El León y su Amigo el Conejo
Había una vez en la gran selva, un león llamado Leo. Era un león fuerte y valiente, con una melena brillante como el sol. Un día, mientras paseaba por la selva, encontró a un pequeño conejo llamado Rápido.
—¡Hola, Rápido! —rugió Leo, con una voz suave como una brisa de verano.
—¡Hola, Leo! —respondió el conejo, moviendo sus orejas largas—. ¿Quieres jugar?
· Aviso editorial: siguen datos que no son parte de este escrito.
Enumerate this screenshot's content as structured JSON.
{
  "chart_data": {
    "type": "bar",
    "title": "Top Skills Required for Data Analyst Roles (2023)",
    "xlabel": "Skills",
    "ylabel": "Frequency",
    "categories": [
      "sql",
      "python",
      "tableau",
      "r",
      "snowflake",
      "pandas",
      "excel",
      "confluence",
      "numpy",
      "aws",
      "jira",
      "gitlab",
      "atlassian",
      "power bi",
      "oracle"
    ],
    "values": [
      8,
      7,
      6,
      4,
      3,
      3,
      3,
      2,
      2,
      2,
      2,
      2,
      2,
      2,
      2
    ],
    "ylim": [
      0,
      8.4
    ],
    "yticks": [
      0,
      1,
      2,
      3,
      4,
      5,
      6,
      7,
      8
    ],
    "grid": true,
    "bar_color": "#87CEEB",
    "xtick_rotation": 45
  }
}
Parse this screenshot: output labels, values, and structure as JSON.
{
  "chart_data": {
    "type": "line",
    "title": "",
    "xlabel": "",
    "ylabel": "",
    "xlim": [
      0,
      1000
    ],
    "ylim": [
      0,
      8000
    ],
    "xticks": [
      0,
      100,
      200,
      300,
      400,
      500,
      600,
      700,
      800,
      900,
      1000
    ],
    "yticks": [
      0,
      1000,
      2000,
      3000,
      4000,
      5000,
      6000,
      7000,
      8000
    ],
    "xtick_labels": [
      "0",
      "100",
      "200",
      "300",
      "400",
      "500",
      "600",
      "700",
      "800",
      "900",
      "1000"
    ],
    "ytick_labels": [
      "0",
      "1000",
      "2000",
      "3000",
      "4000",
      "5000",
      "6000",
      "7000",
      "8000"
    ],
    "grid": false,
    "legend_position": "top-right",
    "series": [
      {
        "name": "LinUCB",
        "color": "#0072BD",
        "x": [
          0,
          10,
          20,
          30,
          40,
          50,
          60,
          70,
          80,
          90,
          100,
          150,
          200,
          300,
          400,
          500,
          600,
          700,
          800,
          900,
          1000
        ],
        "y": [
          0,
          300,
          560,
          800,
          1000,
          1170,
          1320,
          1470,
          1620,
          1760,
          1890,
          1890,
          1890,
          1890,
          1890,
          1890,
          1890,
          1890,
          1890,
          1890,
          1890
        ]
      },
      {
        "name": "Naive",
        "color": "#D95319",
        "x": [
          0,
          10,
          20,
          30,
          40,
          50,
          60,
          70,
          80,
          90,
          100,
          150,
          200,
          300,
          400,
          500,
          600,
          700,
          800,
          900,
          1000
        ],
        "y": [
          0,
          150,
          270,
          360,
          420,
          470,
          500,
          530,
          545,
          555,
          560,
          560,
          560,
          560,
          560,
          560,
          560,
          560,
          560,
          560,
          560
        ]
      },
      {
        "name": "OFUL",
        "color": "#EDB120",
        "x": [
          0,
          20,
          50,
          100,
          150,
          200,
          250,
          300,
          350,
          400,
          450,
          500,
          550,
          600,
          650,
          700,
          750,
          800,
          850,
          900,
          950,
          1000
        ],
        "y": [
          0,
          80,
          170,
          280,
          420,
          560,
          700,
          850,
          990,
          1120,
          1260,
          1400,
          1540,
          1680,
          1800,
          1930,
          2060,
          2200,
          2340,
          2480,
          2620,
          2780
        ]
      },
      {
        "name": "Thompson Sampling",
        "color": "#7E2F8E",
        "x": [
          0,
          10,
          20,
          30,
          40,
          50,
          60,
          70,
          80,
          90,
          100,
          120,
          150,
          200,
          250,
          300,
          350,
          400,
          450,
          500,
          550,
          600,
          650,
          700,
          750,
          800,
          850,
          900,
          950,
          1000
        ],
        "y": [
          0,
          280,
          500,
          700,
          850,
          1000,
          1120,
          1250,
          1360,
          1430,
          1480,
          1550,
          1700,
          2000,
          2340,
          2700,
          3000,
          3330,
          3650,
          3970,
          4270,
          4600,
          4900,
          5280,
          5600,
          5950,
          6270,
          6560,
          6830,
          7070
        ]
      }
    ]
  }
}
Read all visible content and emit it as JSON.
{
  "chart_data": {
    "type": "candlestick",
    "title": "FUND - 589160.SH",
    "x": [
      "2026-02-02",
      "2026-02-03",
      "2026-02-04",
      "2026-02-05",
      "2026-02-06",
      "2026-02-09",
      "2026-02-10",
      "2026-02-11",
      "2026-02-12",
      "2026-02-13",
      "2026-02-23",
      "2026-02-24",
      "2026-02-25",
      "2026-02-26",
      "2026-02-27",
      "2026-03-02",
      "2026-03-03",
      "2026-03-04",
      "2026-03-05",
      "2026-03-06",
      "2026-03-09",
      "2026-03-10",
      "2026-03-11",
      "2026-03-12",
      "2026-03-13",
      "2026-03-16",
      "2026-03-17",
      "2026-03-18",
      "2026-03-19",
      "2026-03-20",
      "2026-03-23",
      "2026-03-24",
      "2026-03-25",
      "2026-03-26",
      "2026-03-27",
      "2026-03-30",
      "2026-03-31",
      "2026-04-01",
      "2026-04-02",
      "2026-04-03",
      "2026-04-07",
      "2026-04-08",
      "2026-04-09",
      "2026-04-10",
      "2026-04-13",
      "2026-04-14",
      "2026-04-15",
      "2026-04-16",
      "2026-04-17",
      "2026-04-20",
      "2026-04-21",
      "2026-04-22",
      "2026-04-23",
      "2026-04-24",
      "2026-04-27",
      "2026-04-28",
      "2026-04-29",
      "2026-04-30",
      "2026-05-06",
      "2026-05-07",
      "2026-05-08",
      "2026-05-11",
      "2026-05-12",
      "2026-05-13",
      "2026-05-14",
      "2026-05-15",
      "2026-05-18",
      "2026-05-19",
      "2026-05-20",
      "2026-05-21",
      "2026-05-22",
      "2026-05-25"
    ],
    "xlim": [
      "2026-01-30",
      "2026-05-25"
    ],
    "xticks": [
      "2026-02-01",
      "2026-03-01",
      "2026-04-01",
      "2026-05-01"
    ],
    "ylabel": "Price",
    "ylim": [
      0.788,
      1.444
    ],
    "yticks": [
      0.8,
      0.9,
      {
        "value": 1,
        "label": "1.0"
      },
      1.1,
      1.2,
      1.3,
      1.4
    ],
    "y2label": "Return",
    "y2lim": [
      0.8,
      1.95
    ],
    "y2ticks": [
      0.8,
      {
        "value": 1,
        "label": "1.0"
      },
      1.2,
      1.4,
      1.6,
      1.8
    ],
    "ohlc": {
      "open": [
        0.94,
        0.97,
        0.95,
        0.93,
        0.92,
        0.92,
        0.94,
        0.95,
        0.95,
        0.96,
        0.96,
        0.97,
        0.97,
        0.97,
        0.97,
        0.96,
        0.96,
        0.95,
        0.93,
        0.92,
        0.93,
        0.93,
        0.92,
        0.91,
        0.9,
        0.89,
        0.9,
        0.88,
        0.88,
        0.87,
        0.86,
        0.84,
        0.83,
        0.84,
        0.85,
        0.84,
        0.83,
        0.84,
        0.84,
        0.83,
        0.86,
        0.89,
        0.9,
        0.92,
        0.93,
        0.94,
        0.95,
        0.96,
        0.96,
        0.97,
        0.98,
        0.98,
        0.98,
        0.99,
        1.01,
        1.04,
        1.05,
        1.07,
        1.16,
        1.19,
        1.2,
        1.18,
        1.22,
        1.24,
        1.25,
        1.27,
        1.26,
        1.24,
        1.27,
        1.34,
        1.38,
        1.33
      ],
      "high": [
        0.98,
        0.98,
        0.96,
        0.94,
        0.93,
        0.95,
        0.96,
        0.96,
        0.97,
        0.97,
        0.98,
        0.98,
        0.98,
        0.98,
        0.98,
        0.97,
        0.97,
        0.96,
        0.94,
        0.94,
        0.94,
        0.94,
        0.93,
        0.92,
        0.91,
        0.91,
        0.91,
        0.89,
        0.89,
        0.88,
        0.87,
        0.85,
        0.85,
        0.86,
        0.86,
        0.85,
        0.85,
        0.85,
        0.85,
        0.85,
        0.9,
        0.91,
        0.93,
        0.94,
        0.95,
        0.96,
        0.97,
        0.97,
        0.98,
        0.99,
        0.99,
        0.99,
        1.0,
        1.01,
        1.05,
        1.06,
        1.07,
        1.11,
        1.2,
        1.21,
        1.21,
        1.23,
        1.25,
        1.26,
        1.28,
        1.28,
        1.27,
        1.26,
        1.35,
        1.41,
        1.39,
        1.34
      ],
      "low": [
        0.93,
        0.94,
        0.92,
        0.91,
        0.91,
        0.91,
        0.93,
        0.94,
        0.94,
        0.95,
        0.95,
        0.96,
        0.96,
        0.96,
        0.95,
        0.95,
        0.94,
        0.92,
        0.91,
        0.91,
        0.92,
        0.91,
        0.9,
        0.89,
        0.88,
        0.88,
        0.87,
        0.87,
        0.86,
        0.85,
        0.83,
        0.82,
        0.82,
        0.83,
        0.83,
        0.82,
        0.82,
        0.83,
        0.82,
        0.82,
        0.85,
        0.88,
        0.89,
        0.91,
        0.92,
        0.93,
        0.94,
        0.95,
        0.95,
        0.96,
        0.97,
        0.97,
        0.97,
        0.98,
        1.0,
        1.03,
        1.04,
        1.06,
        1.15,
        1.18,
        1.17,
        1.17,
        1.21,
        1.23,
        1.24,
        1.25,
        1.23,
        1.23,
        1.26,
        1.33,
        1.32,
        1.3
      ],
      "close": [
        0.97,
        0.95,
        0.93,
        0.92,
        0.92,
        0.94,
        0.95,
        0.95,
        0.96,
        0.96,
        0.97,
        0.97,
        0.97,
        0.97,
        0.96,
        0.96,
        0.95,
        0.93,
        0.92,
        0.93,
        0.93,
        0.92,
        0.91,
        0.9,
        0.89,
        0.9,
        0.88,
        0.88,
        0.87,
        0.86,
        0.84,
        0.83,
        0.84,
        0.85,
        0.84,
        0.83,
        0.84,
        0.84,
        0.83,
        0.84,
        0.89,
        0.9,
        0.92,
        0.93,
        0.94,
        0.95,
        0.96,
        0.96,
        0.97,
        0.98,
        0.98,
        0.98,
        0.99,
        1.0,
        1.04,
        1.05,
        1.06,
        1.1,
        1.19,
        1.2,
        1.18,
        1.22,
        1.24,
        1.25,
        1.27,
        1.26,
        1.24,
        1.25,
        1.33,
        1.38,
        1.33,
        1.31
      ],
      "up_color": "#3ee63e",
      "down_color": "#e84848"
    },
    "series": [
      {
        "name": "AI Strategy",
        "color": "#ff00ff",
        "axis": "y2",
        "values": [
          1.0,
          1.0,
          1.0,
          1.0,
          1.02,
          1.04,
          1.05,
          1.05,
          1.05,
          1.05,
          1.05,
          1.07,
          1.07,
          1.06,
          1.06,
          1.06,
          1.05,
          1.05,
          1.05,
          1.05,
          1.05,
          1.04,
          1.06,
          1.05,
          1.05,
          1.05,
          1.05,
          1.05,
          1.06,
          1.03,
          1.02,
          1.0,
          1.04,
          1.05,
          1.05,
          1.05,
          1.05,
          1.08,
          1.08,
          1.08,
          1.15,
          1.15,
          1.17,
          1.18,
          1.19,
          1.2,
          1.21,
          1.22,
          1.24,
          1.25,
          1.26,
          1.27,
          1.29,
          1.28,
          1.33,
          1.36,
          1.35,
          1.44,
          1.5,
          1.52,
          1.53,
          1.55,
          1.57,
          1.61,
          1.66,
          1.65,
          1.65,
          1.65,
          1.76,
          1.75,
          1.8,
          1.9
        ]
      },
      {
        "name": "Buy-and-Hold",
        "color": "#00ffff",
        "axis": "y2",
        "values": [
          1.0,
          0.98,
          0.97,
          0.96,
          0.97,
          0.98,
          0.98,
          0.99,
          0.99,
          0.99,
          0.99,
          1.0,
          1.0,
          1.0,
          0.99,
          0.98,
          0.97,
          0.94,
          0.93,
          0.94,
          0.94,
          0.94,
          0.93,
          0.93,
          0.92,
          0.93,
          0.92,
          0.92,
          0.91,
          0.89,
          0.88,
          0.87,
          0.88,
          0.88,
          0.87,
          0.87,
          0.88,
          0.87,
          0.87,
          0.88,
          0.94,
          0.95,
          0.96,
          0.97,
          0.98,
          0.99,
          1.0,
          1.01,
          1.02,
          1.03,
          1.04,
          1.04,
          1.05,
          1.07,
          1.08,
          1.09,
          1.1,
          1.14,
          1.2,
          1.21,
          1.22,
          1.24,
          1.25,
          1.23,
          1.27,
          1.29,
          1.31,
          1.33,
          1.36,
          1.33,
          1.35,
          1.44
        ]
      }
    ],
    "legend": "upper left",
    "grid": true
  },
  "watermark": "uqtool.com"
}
—Sí, quiero jugar —dijo Leo, moviendo su cola alegremente—. Pero, ¿qué jugamos?
—Podemos jugar a las escondidas —propuso Rápido, saltando.
—¡Perfecto! —exclamó Leo—. Yo contaré. Tú escóndete.
Leo cerró los ojos y comenzó a contar.
—Uno, dos, tres…
Rápido corrió rápido y se escondió detrás de un gran árbol. Después de contar hasta diez, Leo dijo:
—¡Listo! ¡Voy a buscarte!
El león buscó por toda la selva. Miró detrás de las piedras y entre los arbustos.
—¿Dónde estás, Rápido? —preguntó Leo.
—¡Aquí estoy! —dijo el conejo, asomando su cabeza.
—¡Te encontré! —rugió Leo, riendo.
Ambos amigos se rieron y jugaron todo el día. Al final del día, Leo dijo:
—Amigo, jugar contigo es muy divertido.
Y Rápido respondió:
—¡Sí! La amistad es lo mejor.
Desde ese día, Leo y Rápido jugaron juntos siempre.
Moraleja: La verdadera amistad hace la vida más alegre.